C’è infine anche una cosiddetta clausola di “supremazia”, che lo Stato può esercitare “lo richieda la tutela dell’unità giuridica o economica della Repubblica, ovvero la tutela dell’interesse nazionale”. E’ quanto previsto infatti da un altro comma del ddl di riforma costituzionale sempre riferito all’art. 117, che recita: “Su proposta del Governo, la legge dello Stato può intervenire in materie non riservate alla legislazione esclusiva quando lo richieda la tutela dell’unità giuridica o economica della Repubblica, ovvero la tutela dell’interesse nazionale”.
“Durante queste difficili ore la riforma costituzionale va avanti e segna progressi positivi come l’inserimento della previsione all’art 117 tra i compiti statali quelli inerenti ‘disposizioni generali in materia di salute, di sicurezza alimentare e di politiche sociali’. Una modifica fortemente voluta dal Partito democratico”. Lo dichiarano i deputati Pd Elena Carnevali, Federico Gelli, Donata Lenzi e Margherita Miotto componenti della commissione Affari sociali.
“E’ da anni – proseguono – che pazienti e professionisti sanitari denunciano le conseguenza negative del fatto che i sistemi sanitari regionali sono molto diversi tra di loro: non in tutte le Regioni sono garantite le stesse prestazioni sanitarie, gli stessi farmaci, gli stessi servizi. Insomma in alcune aree del Paese la sanità era un diritto parzialmente negato. Disuguaglianze incomprensibili, confermate dal recente rapporto Ocse del gennaio scorso in cui, insieme al giudizio complessivamente positivo della nostra sanità, viene denunciato che ‘le riforme costituzionali del 2001 hanno contribuito a creare 21 sistemi sanitari regionali con differenze notevoli sia per quanto riguarda l’assistenza che gli esiti.
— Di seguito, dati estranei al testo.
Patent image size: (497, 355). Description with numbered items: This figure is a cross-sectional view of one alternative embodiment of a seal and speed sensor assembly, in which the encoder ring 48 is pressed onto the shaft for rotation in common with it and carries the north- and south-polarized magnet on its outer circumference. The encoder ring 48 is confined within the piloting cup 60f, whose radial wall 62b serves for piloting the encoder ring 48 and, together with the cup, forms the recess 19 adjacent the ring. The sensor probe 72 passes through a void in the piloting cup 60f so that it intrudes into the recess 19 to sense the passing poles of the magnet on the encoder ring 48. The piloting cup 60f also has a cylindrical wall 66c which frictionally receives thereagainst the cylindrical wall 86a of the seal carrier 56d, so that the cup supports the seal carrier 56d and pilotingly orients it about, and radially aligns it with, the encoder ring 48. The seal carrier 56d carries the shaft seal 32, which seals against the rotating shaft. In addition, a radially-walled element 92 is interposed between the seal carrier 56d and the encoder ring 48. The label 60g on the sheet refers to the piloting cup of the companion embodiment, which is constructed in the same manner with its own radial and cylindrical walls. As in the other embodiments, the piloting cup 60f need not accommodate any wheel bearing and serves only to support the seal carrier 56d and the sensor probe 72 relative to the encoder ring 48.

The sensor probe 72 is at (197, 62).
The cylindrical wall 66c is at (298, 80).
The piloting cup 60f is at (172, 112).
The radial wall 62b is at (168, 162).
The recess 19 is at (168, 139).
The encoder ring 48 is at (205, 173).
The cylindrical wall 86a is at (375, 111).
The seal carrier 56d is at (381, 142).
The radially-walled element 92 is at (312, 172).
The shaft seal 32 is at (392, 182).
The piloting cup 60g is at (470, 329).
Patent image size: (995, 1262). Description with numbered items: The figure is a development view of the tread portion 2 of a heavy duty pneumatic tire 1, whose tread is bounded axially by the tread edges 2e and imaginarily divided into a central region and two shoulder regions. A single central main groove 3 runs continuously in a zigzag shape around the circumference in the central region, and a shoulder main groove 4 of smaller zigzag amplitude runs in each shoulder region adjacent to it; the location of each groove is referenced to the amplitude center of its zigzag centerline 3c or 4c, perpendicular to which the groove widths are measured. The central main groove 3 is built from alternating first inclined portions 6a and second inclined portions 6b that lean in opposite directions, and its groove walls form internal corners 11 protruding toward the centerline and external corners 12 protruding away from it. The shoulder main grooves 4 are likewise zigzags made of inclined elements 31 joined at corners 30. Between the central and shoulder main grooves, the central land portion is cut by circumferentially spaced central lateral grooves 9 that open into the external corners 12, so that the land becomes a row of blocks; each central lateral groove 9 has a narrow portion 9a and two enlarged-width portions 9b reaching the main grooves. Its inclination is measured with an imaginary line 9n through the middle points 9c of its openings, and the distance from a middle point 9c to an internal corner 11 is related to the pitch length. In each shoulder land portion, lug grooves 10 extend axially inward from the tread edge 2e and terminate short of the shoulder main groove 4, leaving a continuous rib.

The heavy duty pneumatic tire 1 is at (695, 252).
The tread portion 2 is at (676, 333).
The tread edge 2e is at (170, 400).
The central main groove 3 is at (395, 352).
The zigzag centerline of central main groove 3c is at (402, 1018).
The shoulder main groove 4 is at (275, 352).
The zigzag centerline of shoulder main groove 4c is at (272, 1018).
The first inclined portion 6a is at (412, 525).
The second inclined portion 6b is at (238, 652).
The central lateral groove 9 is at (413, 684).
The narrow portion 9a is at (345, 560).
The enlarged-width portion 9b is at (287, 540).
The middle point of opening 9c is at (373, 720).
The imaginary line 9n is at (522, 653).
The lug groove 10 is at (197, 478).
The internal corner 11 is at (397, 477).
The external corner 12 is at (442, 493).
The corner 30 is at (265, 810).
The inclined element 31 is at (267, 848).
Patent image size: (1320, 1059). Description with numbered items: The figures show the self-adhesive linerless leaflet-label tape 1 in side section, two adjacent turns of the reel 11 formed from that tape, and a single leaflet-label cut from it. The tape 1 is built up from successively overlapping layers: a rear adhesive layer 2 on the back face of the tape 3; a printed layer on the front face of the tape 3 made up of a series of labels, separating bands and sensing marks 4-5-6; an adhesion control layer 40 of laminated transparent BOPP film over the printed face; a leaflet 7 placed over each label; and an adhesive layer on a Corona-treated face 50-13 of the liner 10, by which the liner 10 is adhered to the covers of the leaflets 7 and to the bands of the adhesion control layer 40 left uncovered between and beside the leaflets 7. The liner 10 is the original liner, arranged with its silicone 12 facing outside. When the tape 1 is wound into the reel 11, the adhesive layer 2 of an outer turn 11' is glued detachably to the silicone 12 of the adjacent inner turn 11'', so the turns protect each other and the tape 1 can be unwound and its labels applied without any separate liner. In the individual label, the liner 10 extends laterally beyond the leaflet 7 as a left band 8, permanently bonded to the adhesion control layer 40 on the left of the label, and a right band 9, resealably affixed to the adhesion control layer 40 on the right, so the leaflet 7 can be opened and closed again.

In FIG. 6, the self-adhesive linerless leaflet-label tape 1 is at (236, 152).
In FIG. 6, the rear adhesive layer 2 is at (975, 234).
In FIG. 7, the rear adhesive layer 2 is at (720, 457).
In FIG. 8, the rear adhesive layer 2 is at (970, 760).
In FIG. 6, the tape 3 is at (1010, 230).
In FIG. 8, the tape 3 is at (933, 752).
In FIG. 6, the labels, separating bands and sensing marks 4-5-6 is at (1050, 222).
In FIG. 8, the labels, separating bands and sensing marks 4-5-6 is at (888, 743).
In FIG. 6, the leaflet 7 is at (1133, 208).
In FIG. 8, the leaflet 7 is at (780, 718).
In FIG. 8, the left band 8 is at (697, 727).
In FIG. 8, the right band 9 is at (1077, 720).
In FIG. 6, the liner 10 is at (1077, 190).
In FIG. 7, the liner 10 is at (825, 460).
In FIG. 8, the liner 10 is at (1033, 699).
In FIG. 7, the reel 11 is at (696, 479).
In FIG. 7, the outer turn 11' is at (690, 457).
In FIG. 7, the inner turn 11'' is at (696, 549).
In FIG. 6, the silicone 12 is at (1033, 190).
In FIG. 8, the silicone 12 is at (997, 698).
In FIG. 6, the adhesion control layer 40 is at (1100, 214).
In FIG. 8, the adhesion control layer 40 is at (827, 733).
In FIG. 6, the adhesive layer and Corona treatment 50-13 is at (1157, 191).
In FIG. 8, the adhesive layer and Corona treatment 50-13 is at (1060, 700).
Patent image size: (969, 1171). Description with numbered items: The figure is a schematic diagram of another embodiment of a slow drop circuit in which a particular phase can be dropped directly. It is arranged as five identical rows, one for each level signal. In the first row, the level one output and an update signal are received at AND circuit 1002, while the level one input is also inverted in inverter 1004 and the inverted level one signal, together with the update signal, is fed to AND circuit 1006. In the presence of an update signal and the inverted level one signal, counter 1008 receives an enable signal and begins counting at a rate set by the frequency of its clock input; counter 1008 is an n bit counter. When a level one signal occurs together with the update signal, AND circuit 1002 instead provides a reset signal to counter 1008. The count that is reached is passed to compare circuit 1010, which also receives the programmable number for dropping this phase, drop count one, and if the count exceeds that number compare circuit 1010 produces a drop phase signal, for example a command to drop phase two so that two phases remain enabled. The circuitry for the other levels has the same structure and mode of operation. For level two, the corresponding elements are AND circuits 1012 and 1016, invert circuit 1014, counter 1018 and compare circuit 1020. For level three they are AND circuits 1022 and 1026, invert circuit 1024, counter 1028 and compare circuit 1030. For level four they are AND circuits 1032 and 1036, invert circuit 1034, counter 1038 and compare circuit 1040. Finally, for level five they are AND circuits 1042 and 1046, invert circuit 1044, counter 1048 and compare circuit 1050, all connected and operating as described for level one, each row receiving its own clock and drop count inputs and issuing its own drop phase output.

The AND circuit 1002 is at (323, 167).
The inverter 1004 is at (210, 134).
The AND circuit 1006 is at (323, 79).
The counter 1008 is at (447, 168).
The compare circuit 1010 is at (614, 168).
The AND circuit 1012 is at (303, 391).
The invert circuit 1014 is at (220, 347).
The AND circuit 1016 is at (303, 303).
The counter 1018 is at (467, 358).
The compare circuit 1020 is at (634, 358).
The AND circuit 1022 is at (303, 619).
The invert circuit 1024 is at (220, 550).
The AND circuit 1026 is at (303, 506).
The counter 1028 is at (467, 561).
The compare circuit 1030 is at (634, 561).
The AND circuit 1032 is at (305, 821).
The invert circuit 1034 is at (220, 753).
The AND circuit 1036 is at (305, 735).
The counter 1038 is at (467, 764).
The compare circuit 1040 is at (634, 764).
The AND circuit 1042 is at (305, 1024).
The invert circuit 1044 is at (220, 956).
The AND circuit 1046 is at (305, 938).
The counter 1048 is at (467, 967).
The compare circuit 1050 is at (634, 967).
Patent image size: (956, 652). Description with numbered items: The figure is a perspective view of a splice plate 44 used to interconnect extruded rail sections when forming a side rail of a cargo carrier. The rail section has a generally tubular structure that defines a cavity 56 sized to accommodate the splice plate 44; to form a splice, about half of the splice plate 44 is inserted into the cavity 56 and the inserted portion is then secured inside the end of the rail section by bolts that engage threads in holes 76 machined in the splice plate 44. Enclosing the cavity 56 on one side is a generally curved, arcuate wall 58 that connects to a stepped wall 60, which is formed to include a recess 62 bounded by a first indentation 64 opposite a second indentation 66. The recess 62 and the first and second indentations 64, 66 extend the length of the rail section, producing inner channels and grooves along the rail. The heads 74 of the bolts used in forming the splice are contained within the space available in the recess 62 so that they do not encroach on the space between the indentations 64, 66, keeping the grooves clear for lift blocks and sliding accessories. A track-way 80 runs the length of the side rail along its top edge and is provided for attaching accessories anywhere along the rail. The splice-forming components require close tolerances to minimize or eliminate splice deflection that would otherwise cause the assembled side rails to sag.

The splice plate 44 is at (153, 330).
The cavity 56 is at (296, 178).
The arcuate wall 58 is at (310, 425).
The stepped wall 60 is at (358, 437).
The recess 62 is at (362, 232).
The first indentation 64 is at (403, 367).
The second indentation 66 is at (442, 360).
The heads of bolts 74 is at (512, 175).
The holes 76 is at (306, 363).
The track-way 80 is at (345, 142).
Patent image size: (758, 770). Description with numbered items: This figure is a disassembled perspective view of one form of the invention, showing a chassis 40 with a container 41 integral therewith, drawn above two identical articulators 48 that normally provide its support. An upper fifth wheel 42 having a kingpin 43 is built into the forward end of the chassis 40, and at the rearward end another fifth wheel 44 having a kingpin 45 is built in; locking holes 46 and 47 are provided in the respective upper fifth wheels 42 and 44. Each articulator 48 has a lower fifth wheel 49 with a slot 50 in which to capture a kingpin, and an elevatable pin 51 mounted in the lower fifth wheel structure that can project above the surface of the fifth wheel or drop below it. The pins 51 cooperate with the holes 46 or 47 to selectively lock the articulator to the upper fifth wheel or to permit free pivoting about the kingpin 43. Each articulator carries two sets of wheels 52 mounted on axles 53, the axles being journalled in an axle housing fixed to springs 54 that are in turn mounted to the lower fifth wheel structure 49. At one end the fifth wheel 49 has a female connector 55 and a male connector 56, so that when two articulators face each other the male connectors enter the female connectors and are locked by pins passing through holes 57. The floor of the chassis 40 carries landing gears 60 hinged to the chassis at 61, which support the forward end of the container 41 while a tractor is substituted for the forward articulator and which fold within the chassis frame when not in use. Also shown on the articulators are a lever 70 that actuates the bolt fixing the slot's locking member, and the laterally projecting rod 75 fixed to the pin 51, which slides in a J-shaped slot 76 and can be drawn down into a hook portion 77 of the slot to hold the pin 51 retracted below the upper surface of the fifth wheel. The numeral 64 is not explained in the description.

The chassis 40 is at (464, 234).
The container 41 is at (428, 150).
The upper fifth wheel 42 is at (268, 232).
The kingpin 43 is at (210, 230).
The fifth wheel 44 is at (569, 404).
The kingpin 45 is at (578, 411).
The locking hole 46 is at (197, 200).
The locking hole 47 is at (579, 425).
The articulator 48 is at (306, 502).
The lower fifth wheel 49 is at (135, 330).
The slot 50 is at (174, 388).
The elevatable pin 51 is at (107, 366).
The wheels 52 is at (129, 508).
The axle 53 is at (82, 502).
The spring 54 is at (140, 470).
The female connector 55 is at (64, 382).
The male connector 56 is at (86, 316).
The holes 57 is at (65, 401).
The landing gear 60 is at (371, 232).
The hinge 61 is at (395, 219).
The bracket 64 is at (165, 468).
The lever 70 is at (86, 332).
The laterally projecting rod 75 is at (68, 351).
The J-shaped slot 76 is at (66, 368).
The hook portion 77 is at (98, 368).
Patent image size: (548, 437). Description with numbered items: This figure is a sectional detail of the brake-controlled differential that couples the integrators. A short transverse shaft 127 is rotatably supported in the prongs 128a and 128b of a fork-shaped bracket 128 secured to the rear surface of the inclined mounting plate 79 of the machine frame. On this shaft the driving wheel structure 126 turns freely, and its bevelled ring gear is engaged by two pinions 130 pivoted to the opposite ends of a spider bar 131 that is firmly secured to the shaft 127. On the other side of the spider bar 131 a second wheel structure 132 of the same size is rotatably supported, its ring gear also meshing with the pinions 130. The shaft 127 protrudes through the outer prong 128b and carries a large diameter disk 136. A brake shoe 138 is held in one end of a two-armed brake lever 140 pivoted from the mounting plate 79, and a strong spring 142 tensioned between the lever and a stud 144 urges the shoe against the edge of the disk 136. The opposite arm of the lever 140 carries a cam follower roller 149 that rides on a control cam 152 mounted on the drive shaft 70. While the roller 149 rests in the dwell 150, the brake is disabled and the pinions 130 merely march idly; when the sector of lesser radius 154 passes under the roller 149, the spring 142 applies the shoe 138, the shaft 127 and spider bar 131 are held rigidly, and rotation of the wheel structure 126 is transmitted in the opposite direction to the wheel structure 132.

E’ elevato il numero di pazienti che si spostano da regione a regione per ricevere assistenza sanitaria”.
I deputati dem sottolineano quindi che a tutto questo si vuole ora ovviare “aumentando le competenze di governo delle politiche sanitarie e non solo di attenzione ai costi, mentre alle Regioni rimane piena autonomia di programmazione e organizzazione dei servizi. E’ rilevante anche – concludono – la scelta di ridare centralità e dignità alle politiche sociali nelle quali fanno parte la non autosufficienza, la disabilità, i servizi per le famiglie e la lotta alla povertà. Riconoscendo anche qui una responsabilità statale di coordinamento attraverso norme generali e comuni, oltre che a ribadire la necessità di attuare i livelli essenziali di assistenza. Finalmente così le politiche sociali non saranno più la Cenerentola del nostro sistema di welfare”.